On his return to England, he made a consciously pioneering attempt to introduce Modernism into Manchester through his work as both painter and designer. As a freelance designer, he worked in the areas of commercial art, advertising, window display and textiles, and many of the cottons that bore his patterns sold in the African market. He was the outstanding contributor to the controversial second exhibition of the Manchester Society of Modern Painters in 1913, and would continue to exhibit with the society until 1916.
Becoming a British subject at the outbreak of the First World War, in 1914, Hagedorn married Nelly in Honiton, Devon, in 1915, and she gave birth to their daughter, Elinor Anne, in Newton Abbot in 1916. In that year, he became a Lance-Corporal in the Middlesex Regiment, and during active service found time to produce some landscape studies.
In Manchester, and then in Buxton, Derbyshire, during the 1920s, Hagedorn worked in a distinctive geometric manner, which applied Cubist draughtsmanship to the tradition of the English landscape watercolour. However, on holidays in France and Italy, he began to relax the degree of abstraction and emphasised instead the element of close observation.
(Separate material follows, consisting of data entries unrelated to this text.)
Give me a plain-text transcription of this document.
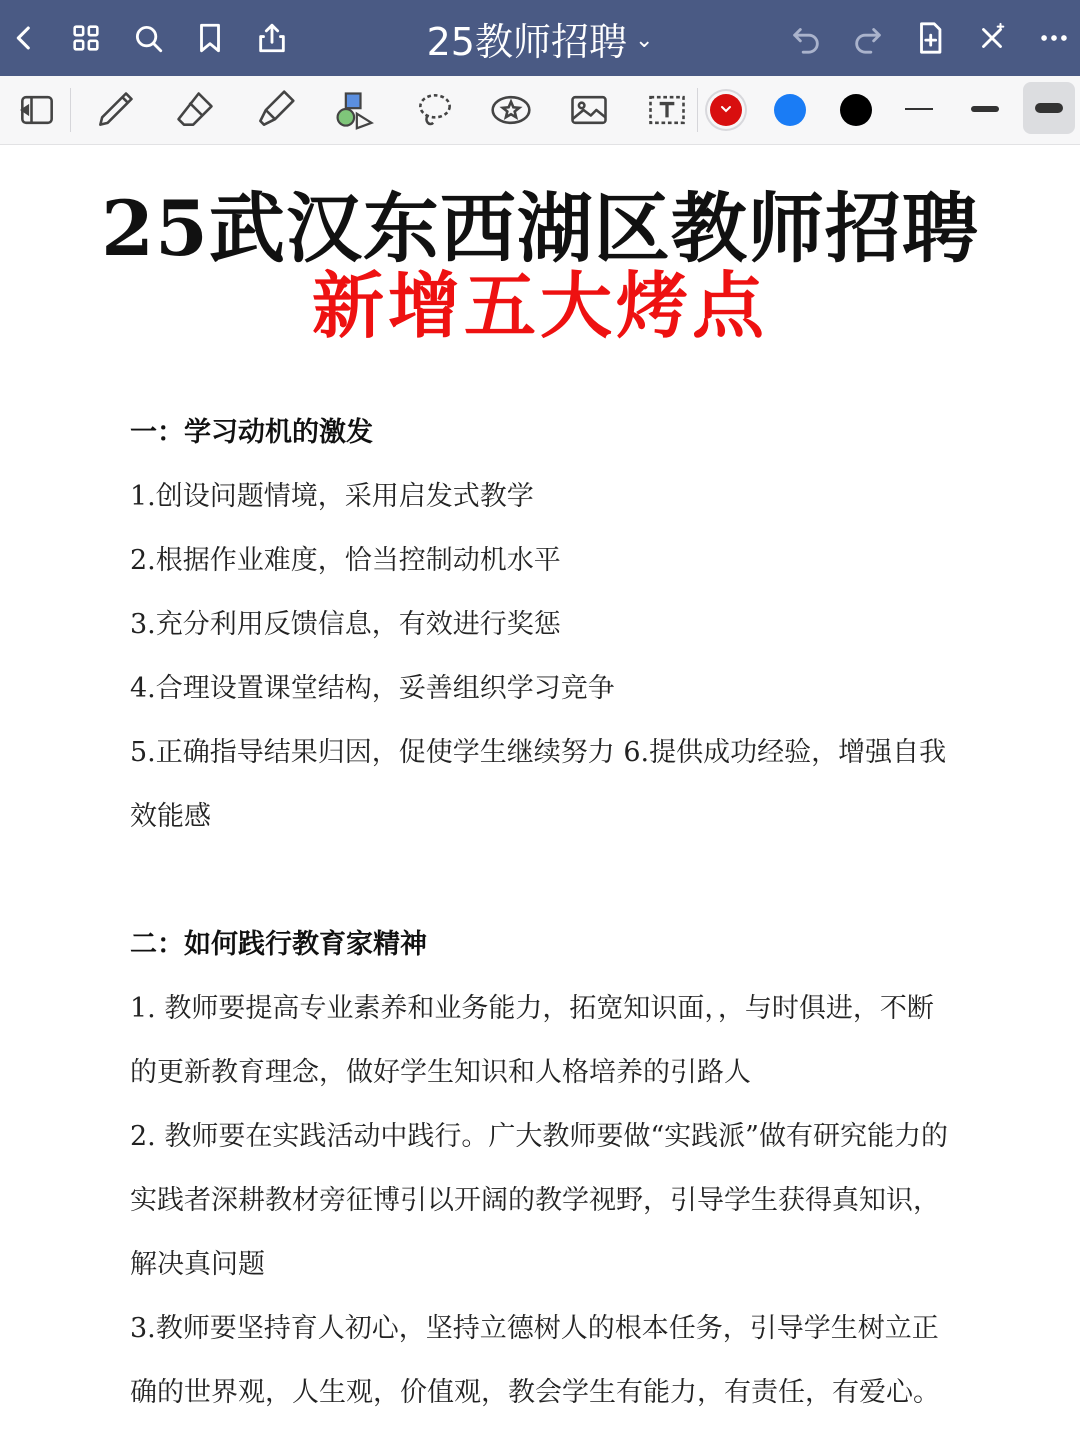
25教师招聘 ⌄
25武汉东西湖区教师招聘
新增五大烤点
一：学习动机的激发
1.创设问题情境，采用启发式教学
2.根据作业难度，恰当控制动机水平
3.充分利用反馈信息，有效进行奖惩
4.合理设置课堂结构，妥善组织学习竞争
5.正确指导结果归因，促使学生继续努力 6.提供成功经验，增强自我
效能感
二：如何践行教育家精神
1. 教师要提高专业素养和业务能力，拓宽知识面，，与时俱进，不断
的更新教育理念，做好学生知识和人格培养的引路人
2. 教师要在实践活动中践行。广大教师要做“实践派”做有研究能力的
实践者深耕教材旁征博引以开阔的教学视野，引导学生获得真知识，
解决真问题
3.教师要坚持育人初心，坚持立德树人的根本任务，引导学生树立正
确的世界观，人生观，价值观，教会学生有能力，有责任，有爱心。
Following his move to Belsize Park Gardens, in London, in 1927, he befriended Randolph Schwabe, who encouraged him in this direction (though it is said that the tragic death of his only child, in 1928, also had an effect on his change of style).
Hagedorn exhibited at a number of leading galleries in London, the provinces and France, and was elected to the Royal Society of British Artists, the Royal Institute of Painters in Water Colours, the Royal Society of Marine Artists, the National Society of Artists, the New English Art Club and the Salon d’Automne.
During the Second World War, Hagedorn contributed views of Derbyshire to Sir Kenneth Clark’s Recording Britain project and four works to the War Artists’ Advisory Committee. By the late 1940s, he and Nelly were living in a converted eighteenth-century coach house at Feltham, he was teaching part-time at Epsom School of Art. Latterly, they lived at 7, The Little Boltons, Kensington.
Karl Hagedorn died on 31 March 1969.
In 1995, the Chris Beetles Gallery hosted ‘Manchester’s first Modernist’, an important retrospective exhibition of the work of Karl Hagedorn organised in conjunction with the Whitworth Art Gallery of the university of Manchester. It was accompanied by an illustrated biographical catalogue. His work is represented in numerous public collections, including The Whitworth Art Gallery (Manchester).